We are also very divided about the few foreign fighters we meet, who are engaged on the side of the YPG against the Islamic State. Are they nutcases in search of brainwashing, thrilled to find a purpose to their lives (and death)? Or are they idealists capable of what has become unthinkable for us armchair radicals, ready to give their lives for a just cause?
Are we even capable of escaping our postmodern perplexity, in which we are so comfortable? While the intellectuals amongst us ask untranslatable questions about ‘narratives’ and ‘counterhegemonic values’, a Filipino Marxist activist in our group relates easily to the necessity to urgently develop a coherent and functional political system on these new values. But can we even relate to her? Aren’t we, European and American intellectuals, truly more evolved in our rejection of such simplistic narratives? Could we honestly return to them without it being a sign of intellectual regression?
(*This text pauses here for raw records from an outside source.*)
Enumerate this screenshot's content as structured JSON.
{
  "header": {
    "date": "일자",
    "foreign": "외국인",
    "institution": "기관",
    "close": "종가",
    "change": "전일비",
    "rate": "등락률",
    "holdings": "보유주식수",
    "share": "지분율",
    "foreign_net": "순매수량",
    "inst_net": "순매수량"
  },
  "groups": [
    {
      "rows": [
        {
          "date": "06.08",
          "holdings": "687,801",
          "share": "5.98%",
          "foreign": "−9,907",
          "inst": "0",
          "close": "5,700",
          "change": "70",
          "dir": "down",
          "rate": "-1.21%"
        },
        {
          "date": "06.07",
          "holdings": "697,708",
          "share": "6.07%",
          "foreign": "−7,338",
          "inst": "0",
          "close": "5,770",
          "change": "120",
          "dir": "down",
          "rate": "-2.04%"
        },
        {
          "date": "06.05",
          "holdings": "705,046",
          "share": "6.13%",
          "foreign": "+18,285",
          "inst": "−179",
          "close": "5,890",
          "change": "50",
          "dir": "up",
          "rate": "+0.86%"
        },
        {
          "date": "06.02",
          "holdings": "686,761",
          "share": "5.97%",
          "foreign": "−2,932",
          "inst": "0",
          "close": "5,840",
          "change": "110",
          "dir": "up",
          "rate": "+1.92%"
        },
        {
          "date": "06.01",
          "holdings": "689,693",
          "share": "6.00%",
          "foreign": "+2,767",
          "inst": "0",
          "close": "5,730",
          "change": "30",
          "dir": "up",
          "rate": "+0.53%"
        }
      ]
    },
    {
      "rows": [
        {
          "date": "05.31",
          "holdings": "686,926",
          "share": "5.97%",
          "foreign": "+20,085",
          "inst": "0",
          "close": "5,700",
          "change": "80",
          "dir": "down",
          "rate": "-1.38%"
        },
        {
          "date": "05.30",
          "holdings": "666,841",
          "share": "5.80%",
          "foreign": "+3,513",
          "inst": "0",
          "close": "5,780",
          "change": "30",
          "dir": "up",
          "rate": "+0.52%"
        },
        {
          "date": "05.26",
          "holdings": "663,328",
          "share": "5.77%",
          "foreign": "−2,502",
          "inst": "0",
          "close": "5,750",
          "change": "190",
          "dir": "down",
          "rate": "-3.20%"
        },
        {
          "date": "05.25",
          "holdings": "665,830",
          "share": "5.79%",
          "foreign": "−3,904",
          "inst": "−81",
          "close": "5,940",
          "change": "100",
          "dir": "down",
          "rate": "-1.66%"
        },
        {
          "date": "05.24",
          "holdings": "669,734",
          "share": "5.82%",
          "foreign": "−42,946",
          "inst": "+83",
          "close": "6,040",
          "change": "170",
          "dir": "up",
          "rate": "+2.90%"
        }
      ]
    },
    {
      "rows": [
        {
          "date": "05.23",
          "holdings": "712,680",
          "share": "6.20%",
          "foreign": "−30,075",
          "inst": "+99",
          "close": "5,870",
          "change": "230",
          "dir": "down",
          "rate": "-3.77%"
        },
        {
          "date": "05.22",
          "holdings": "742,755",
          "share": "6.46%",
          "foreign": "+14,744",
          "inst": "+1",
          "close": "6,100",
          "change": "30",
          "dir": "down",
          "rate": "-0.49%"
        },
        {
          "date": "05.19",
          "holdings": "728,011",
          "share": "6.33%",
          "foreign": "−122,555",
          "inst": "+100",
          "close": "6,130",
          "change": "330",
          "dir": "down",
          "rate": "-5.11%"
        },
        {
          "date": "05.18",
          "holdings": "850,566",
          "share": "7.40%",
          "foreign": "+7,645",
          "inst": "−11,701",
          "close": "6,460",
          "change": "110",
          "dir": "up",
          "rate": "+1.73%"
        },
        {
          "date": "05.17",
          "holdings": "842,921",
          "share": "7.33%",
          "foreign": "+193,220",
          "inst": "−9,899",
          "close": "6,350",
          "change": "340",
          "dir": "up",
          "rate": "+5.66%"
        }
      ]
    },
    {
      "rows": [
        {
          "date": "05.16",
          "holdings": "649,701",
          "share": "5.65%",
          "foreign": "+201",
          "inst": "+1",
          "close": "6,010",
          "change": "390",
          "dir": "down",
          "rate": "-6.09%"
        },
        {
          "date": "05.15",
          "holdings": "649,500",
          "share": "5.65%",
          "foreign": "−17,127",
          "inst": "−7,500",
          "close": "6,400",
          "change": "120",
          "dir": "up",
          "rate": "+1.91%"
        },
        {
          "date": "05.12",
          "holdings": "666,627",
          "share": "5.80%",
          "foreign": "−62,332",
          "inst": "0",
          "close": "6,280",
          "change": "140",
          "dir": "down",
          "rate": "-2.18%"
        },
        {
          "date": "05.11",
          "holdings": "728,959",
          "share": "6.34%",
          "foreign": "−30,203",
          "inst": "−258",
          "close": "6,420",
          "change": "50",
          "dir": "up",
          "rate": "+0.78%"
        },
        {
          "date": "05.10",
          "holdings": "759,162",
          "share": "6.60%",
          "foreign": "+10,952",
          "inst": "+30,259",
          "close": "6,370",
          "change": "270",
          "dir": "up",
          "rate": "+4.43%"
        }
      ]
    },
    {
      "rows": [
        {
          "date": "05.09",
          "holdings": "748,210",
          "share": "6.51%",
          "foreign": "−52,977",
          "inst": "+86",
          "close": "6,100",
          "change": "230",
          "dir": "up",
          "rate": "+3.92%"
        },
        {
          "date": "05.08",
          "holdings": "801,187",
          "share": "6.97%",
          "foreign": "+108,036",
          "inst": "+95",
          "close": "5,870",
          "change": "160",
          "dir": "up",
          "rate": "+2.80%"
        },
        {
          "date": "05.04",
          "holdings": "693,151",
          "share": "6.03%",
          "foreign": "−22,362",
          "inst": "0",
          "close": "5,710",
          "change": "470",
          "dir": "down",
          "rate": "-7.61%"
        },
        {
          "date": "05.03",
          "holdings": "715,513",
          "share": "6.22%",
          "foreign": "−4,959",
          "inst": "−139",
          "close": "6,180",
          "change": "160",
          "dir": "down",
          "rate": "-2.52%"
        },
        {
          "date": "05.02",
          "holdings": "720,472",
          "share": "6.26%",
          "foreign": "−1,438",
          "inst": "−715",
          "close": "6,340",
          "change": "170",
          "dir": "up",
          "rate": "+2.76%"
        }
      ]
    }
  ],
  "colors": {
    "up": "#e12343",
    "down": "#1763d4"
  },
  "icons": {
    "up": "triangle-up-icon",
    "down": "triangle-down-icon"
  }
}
The ‘minister’ of women’s affairs of Cezire, after detailing how, by law and awareness-raising activities, and the occasional institutional set-up their limited finances allow, they enforce strict equality between men and women, and have taken concrete measures to empower the latter, draws the line when we ask about contraceptive measures available to unmarried women. We do not accept sexual relations before marriage, this very liberated and eloquent Kurdish woman tells us. Can we honestly relate to that, without caving in to some kind of politically correct cultural relativism, that, we feel, has done more damage than good?
Don’t get me wrong. I’m not saying that we actually found duplicity or hypocrisy in the objectives, strategies and activities of our interlocutors. But on our first day we couldn’t really investigate whether they were there. We know that in the early days of autonomous Rojava, the PYD imprisoned many of its political opponents, making others flee across the border into Iraqi Kurdistan. But could that be avoided in a society at war? In that sense, pace Amnesty International, one can even understand a certain degree of violence exerted by an army when faced with hostile population groups in the middle of a war. We met enough Arabs who were engaged in the Rojava revolution alongside the Kurds to prove that, in fact, one cannot speak of ‘ethnic cleansing’.
What we really faced was our own incredulity, our incapacity to believe in such a radical transformation of society, that we so ardently hope for – otherwise we would not be here, in Rojava, as part of this delegation.